REGINA – The NDP are focused once again on the use of virtual physicians in health care by introducing a bill requiring the public to be notified when those are being used.
Associate Health critic Keith Jorgenson introduced the Provincial Health Authority (ER Virtual Physician right-to-know) Amendment Act, in the legislature Wednesday afternoon.
Under the private member’s bill, it calls for the minister to “make information available to the public through a website or other electronic means when an emergency room in a hospital only has virtual physician services available and no physician is available to physically attend patients visiting the emergency room.”
The bill’s wording would also require the minister to make this information available within an hour that the provincial health authority approves the use of a virtual physician.
Jorgenson spoke about the bill alongside NDP Health critic Meara Conway at an embargoed news conference prior to the bill being introduced.
“I think it’s extraordinary we need to introduce legislation like this,” Jorgenson said. “It’s common sense for a government that’s been in power for 18 years that people need to know when a hospital or ER has no doctor on staff. Rural folk have a right to know.”

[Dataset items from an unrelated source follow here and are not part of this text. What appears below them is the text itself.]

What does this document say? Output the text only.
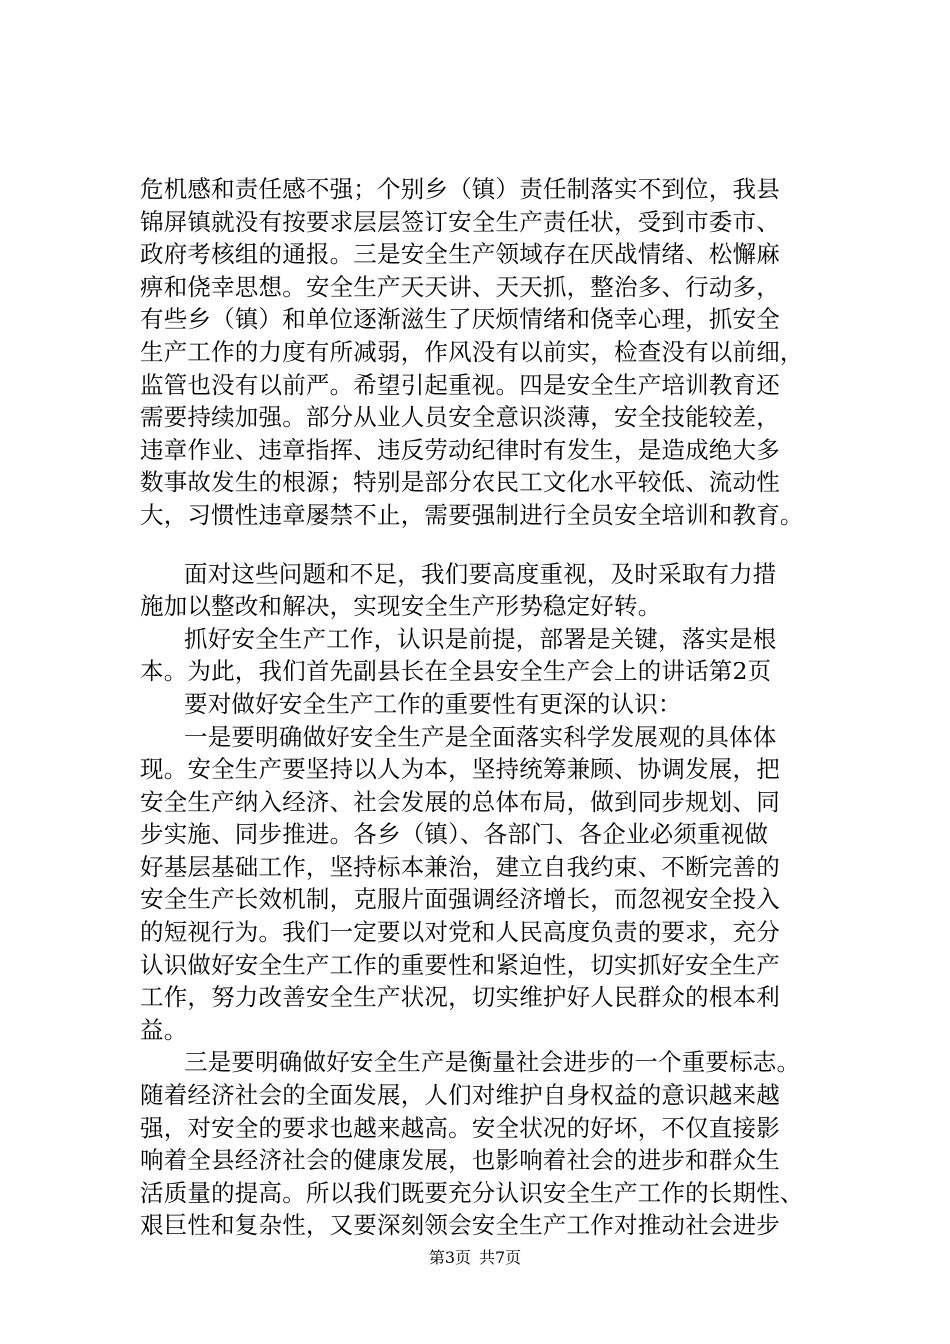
危机感和责任感不强；个别乡（镇）责任制落实不到位，我县
锦屏镇就没有按要求层层签订安全生产责任状，受到市委市、
政府考核组的通报。三是安全生产领域存在厌战情绪、松懈麻
痹和侥幸思想。安全生产天天讲、天天抓，整治多、行动多，
有些乡（镇）和单位逐渐滋生了厌烦情绪和侥幸心理，抓安全
生产工作的力度有所减弱，作风没有以前实，检查没有以前细，
监管也没有以前严。希望引起重视。四是安全生产培训教育还
需要持续加强。部分从业人员安全意识淡薄，安全技能较差，
违章作业、违章指挥、违反劳动纪律时有发生，是造成绝大多
数事故发生的根源；特别是部分农民工文化水平较低、流动性
大，习惯性违章屡禁不止，需要强制进行全员安全培训和教育。
面对这些问题和不足，我们要高度重视，及时采取有力措
施加以整改和解决，实现安全生产形势稳定好转。
抓好安全生产工作，认识是前提，部署是关键，落实是根
本。为此，我们首先副县长在全县安全生产会上的讲话第2页
要对做好安全生产工作的重要性有更深的认识：
一是要明确做好安全生产是全面落实科学发展观的具体体
现。安全生产要坚持以人为本，坚持统筹兼顾、协调发展，把
安全生产纳入经济、社会发展的总体布局，做到同步规划、同
步实施、同步推进。各乡（镇）、各部门、各企业必须重视做
好基层基础工作，坚持标本兼治，建立自我约束、不断完善的
安全生产长效机制，克服片面强调经济增长，而忽视安全投入
的短视行为。我们一定要以对党和人民高度负责的要求，充分
认识做好安全生产工作的重要性和紧迫性，切实抓好安全生产
工作，努力改善安全生产状况，切实维护好人民群众的根本利
益。
三是要明确做好安全生产是衡量社会进步的一个重要标志。
随着经济社会的全面发展，人们对维护自身权益的意识越来越
强，对安全的要求也越来越高。安全状况的好坏，不仅直接影
响着全县经济社会的健康发展，也影响着社会的进步和群众生
活质量的提高。所以我们既要充分认识安全生产工作的长期性、
艰巨性和复杂性，又要深刻领会安全生产工作对推动社会进步
第3页 共7页
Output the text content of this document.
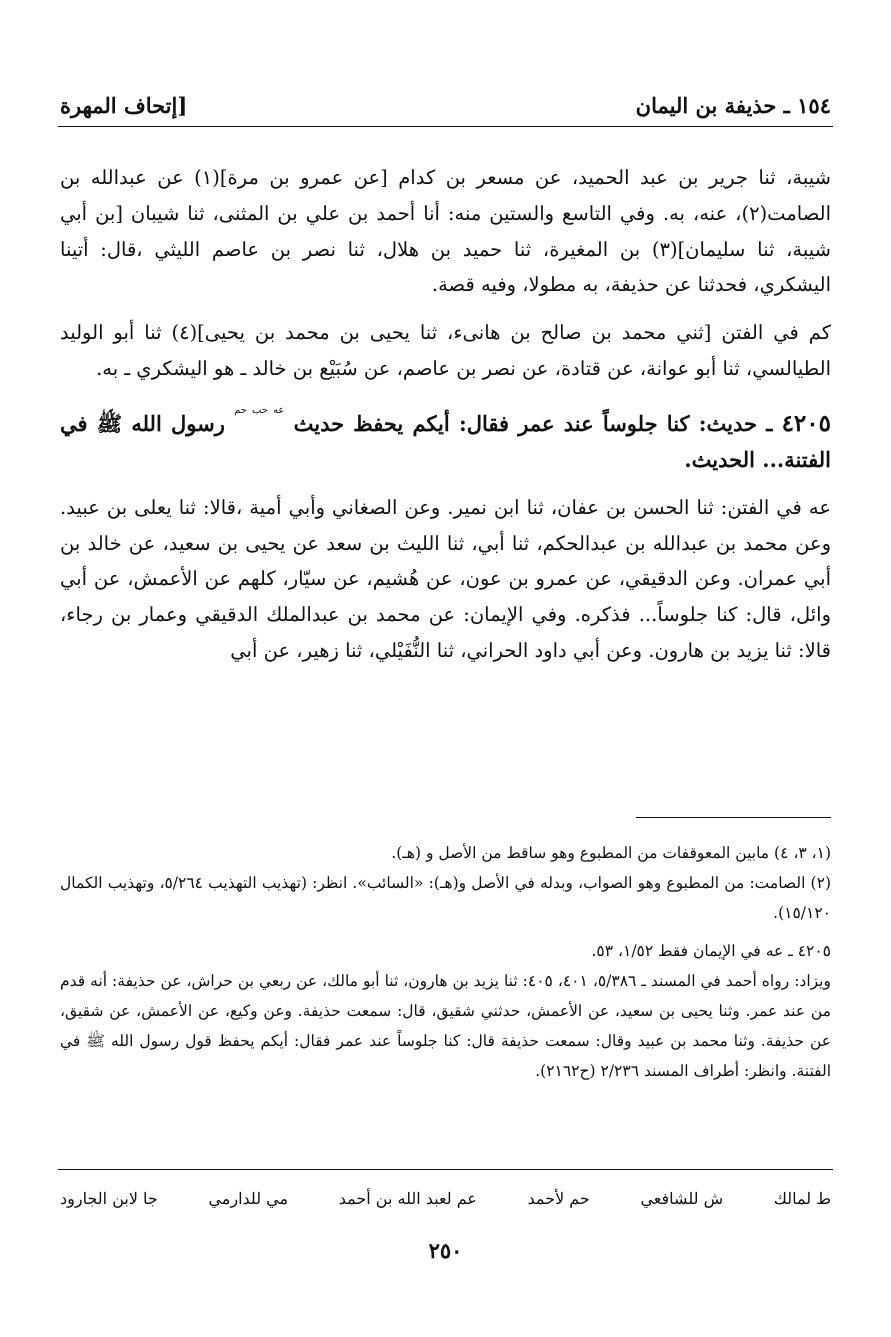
١٥٤ ـ حذيفة بن اليمان
[إتحاف المهرة

شيبة، ثنا جرير بن عبد الحميد، عن مسعر بن كدام [عن عمرو بن مرة](١) عن عبدالله بن الصامت(٢)، عنه، به. وفي التاسع والستين منه: أنا أحمد بن علي بن المثنى، ثنا شيبان [بن أبي شيبة، ثنا سليمان](٣) بن المغيرة، ثنا حميد بن هلال، ثنا نصر بن عاصم الليثي ،قال: أتينا اليشكري، فحدثنا عن حذيفة، به مطولا، وفيه قصة.

كم في الفتن [ثني محمد بن صالح بن هانىء، ثنا يحيى بن محمد بن يحيى](٤) ثنا أبو الوليد الطيالسي، ثنا أبو عوانة، عن قتادة، عن نصر بن عاصم، عن سُبَيْع بن خالد ـ هو اليشكري ـ به.

٤٢٠٥ ـ حديث: كنا جلوساً عند عمر فقال: أيكم يحفظ حديث $^{عه حب حم}$ رسول الله ﷺ في الفتنة... الحديث.

عه في الفتن: ثنا الحسن بن عفان، ثنا ابن نمير. وعن الصغاني وأبي أمية ،قالا: ثنا يعلى بن عبيد. وعن محمد بن عبدالله بن عبدالحكم، ثنا أبي، ثنا الليث بن سعد عن يحيى بن سعيد، عن خالد بن أبي عمران. وعن الدقيقي، عن عمرو بن عون، عن هُشيم، عن سيّار، كلهم عن الأعمش، عن أبي وائل، قال: كنا جلوساً... فذكره. وفي الإيمان: عن محمد بن عبدالملك الدقيقي وعمار بن رجاء، قالا: ثنا يزيد بن هارون. وعن أبي داود الحراني، ثنا النُّفَيْلي، ثنا زهير، عن أبي

(١، ٣، ٤) مابين المعوقفات من المطبوع وهو ساقط من الأصل و (هـ).

(٢) الصامت: من المطبوع وهو الصواب، وبدله في الأصل و(هـ): «السائب». انظر: (تهذيب التهذيب ٥/٢٦٤، وتهذيب الكمال ١٥/١٢٠).

٤٢٠٥ ـ عه في الإيمان فقط ١/٥٢، ٥٣.

ويزاد: رواه أحمد في المسند ـ ٥/٣٨٦، ٤٠١، ٤٠٥: ثنا يزيد بن هارون، ثنا أبو مالك، عن ربعي بن حراش، عن حذيفة: أنه قدم من عند عمر. وثنا يحيى بن سعيد، عن الأعمش، حدثني شقيق، قال: سمعت حذيفة. وعن وكيع، عن الأعمش، عن شقيق، عن حذيفة. وثنا محمد بن عبيد وقال: سمعت حذيفة قال: كنا جلوساً عند عمر فقال: أيكم يحفظ قول رسول الله ﷺ في الفتنة. وانظر: أطراف المسند ٢/٢٣٦ (ح٢١٦٢).

ط لمالك
ش للشافعي
حم لأحمد
عم لعبد الله بن أحمد
مي للدارمي
جا لابن الجارود
٢٥٠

He also said that in an emergency rural people have to make decisions on what direction they are driving in. “And they need to know the hospital they are driving towards has a doctor that is able to help them given the emergency that they have on that day.”
Jorgenson said no one is questioning the use of virtual care — “it has a place in primary medicine” — but people had a right to know if they had a broken arm or were bleeding if a hospital had an actual doctor on site.
This latest NDP bill on notifications about the use of virtual physicians comes in the same session that the NDP have put forward another bill about notifications in the case of service disruptions and ER closures.